Here’s a good game for a rainy Sunday.
Several credit card companies have launched a new Web site designed to help struggling card users manage their debts amid the economic downturn. The site includes tips to avoid penalties and links to access counseling services. But the fan favorite has to be an interactive tool allowing consumers to calculate the minimum installment required to pay off balances within a given time frame. It’s worth a whirl.
For example, a customer wanting to pay off a card balance of $8,329 — the average credit card debt per U.S. household last year, according to The Nilson Report — at an interest rate of, say, 15 percent within five years would learn that the monthly payment would be $198. If the same customer could afford only $120 each month, she would learn that it would take 161 months to pay down the same balance, etc. It’s an instant lesson in precisely how long you’ll be tethered to that flat-screen purchase.
The Web site arrives as Congress is poised to pass legislation to protect consumers from some of the most commonly abusive tactics used by card companies, such as hiking interest rates on existing balances and advertising “fixed-for-life” rates that are anything but. The companies’ new PR campaign, it seems, is designed to lend a sense that the industry also has the interest of consumers at heart.

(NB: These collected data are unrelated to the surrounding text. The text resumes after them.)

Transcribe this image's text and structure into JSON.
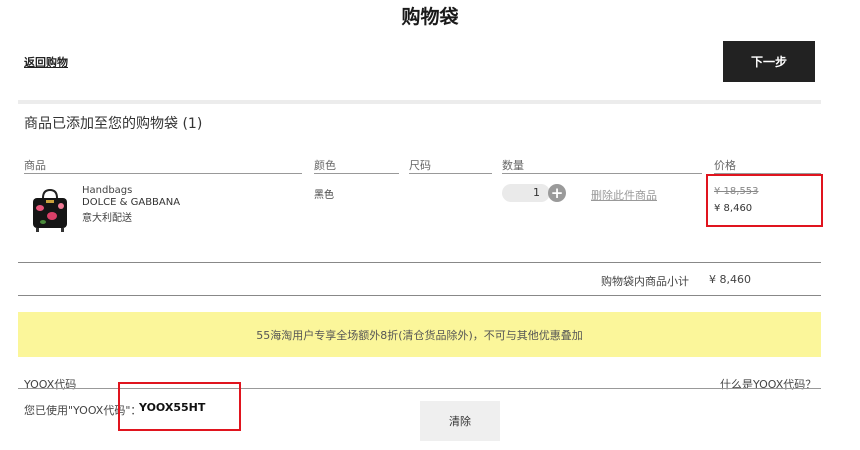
{
  "header": {
    "title": "购物袋",
    "back_label": "返回购物",
    "next_label": "下一步"
  },
  "cart": {
    "added_message": "商品已添加至您的购物袋 (1)",
    "columns": {
      "product": "商品",
      "color": "颜色",
      "size": "尺码",
      "quantity": "数量",
      "price": "价格"
    },
    "item": {
      "category": "Handbags",
      "brand": "DOLCE & GABBANA",
      "shipping": "意大利配送",
      "color": "黑色",
      "quantity": "1",
      "plus_glyph": "+",
      "remove_label": "删除此件商品",
      "original_price": "¥ 18,553",
      "price": "¥ 8,460",
      "image_icon": "handbag-floral-icon"
    },
    "subtotal_label": "购物袋内商品小计",
    "subtotal_value": "¥ 8,460"
  },
  "promo_banner": "55海淘用户专享全场额外8折(清仓货品除外)，不可与其他优惠叠加",
  "yoox": {
    "label": "YOOX代码",
    "help_link": "什么是YOOX代码？",
    "used_text": "您已使用\"YOOX代码\"：",
    "code": "YOOX55HT",
    "clear_label": "清除"
  },
  "colors": {
    "highlight_box": "#e0141e",
    "banner_bg": "#fbf69a",
    "button_dark": "#222222"
  }
}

Funny, then, that these are the same companies that have fought to water down the consumer protections currently flying through Congress. Funny, too, that they’re also the same companies that lobbied successfully to delay the implementation of those congressional reforms for at least nine months. Now they’ve launched a tool to “educate customers struggling to make their credit card payments” after they just fought to preserve the right to hike rates on those same customers retroactively?
In light of those efforts, their shiny new Web tool suddenly takes on a duller hue.